Tafel 12
Kultur und Bildung (1918-39)


Jakub Mortkowicz (1879-1931), Buchhändler, Herausgeber von ca. 700 Werken bedeutender Schriftsteller, u.a. von Stefan Żeromski, Maria Dąbrowska, Antoni Słonimski, Julian Tuwim; Begründer zahlreicher Büchereien, u.a. des Hauses des Polnischen Buches.

Eine "Szabasówka" in Warschau. So werden in Polen die für die jüdischen Kinder eingerichteten öffentlichen Volksschulen genannt. Diese Schulen werden samstags und an den jüdischen Feiertagen geschlossen. 1937 gibt es in Polen 1.275 jüdische Schulen, in denen über 180.000 Schüler unterrichtet werden.

Sportverein Makkabi in Krakau. Der Sport wird als Teil der modernen nationalen Kultur betrachtet. 1936 bestehen in Polen 250 jüdische Vereine mit rund 30.000 Mitgliedern.

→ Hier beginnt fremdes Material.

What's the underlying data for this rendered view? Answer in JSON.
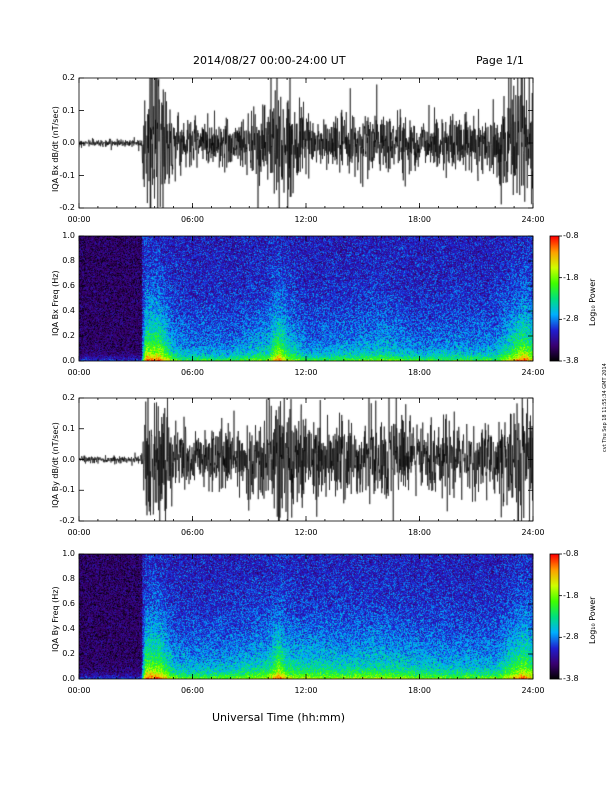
{
  "header": {
    "date_range": "2014/08/27   00:00-24:00 UT",
    "page": "Page 1/1"
  },
  "footer": {
    "xlabel": "Universal Time (hh:mm)",
    "stamp": "cvt Thu Sep 18 11:55:34 GMT 2014"
  },
  "colors": {
    "trace": "#000000",
    "background_spectrogram": "#000000",
    "colorbar": [
      "#000000",
      "#3a0070",
      "#2020d0",
      "#00b0ff",
      "#00e080",
      "#40ff00",
      "#d0ff00",
      "#ffa000",
      "#ff0000"
    ]
  },
  "chart_data": [
    {
      "type": "line",
      "ylabel": "IQA Bx dB/dt (nT/sec)",
      "xlim": [
        0,
        24
      ],
      "ylim": [
        -0.2,
        0.2
      ],
      "xticks": [
        "00:00",
        "06:00",
        "12:00",
        "18:00",
        "24:00"
      ],
      "yticks": [
        "0.2",
        "0.1",
        "0.0",
        "-0.1",
        "-0.2"
      ],
      "activity_envelope": {
        "hours": [
          0,
          3.3,
          3.5,
          4.2,
          5.0,
          6.0,
          8.0,
          10.0,
          10.5,
          11.0,
          12.0,
          14.0,
          16.0,
          18.0,
          20.0,
          22.0,
          23.5,
          24.0
        ],
        "amplitude": [
          0.008,
          0.01,
          0.2,
          0.2,
          0.08,
          0.06,
          0.06,
          0.1,
          0.2,
          0.12,
          0.06,
          0.07,
          0.09,
          0.06,
          0.07,
          0.07,
          0.2,
          0.15
        ]
      }
    },
    {
      "type": "heatmap",
      "ylabel": "IQA Bx Freq (Hz)",
      "xlim": [
        0,
        24
      ],
      "ylim": [
        0.0,
        1.0
      ],
      "xticks": [
        "00:00",
        "06:00",
        "12:00",
        "18:00",
        "24:00"
      ],
      "yticks": [
        "1.0",
        "0.8",
        "0.6",
        "0.4",
        "0.2",
        "0.0"
      ],
      "colorbar": {
        "label": "Log₁₀ Power",
        "ticks": [
          "-0.8",
          "-1.8",
          "-2.8",
          "-3.8"
        ],
        "range": [
          -3.8,
          -0.8
        ]
      }
    },
    {
      "type": "line",
      "ylabel": "IQA By dB/dt (nT/sec)",
      "xlim": [
        0,
        24
      ],
      "ylim": [
        -0.2,
        0.2
      ],
      "xticks": [
        "00:00",
        "06:00",
        "12:00",
        "18:00",
        "24:00"
      ],
      "yticks": [
        "0.2",
        "0.1",
        "0.0",
        "-0.1",
        "-0.2"
      ],
      "activity_envelope": {
        "hours": [
          0,
          3.3,
          3.5,
          4.2,
          5.0,
          6.0,
          8.0,
          10.0,
          10.5,
          11.0,
          12.0,
          14.0,
          16.0,
          18.0,
          20.0,
          22.0,
          23.5,
          24.0
        ],
        "amplitude": [
          0.008,
          0.01,
          0.2,
          0.2,
          0.09,
          0.08,
          0.09,
          0.12,
          0.2,
          0.13,
          0.12,
          0.11,
          0.12,
          0.1,
          0.09,
          0.09,
          0.2,
          0.15
        ]
      }
    },
    {
      "type": "heatmap",
      "ylabel": "IQA By Freq (Hz)",
      "xlim": [
        0,
        24
      ],
      "ylim": [
        0.0,
        1.0
      ],
      "xticks": [
        "00:00",
        "06:00",
        "12:00",
        "18:00",
        "24:00"
      ],
      "yticks": [
        "1.0",
        "0.8",
        "0.6",
        "0.4",
        "0.2",
        "0.0"
      ],
      "colorbar": {
        "label": "Log₁₀ Power",
        "ticks": [
          "-0.8",
          "-1.8",
          "-2.8",
          "-3.8"
        ],
        "range": [
          -3.8,
          -0.8
        ]
      }
    }
  ]
}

Ester Rachel Kamińska mit Tochter Ida, berühmte Theaterschauspielerinnen. Im Jahre 1936 gibt es 15 professionelle jüdische Theater in Polen. Polen ist weltweit das Zentrum jüdischer Filmproduktion.

Feierliche Eröffnung der Jeschiwa der Weisen, einer Talmudakademie in Lublin, 1930. Die Lubliner Jeschiwa erlangt Ansehen in ganz Europa. Polnische Juden spielen weltweit bis heute eine entscheidende Rolle in der traditionellen religiösen Kultur.

Majer Bałaban (1877-1942), bedeutender Historiker der Juden in Polen, Mitbegründer und Rektor des Institutes für Judaistische Studien in Warschau.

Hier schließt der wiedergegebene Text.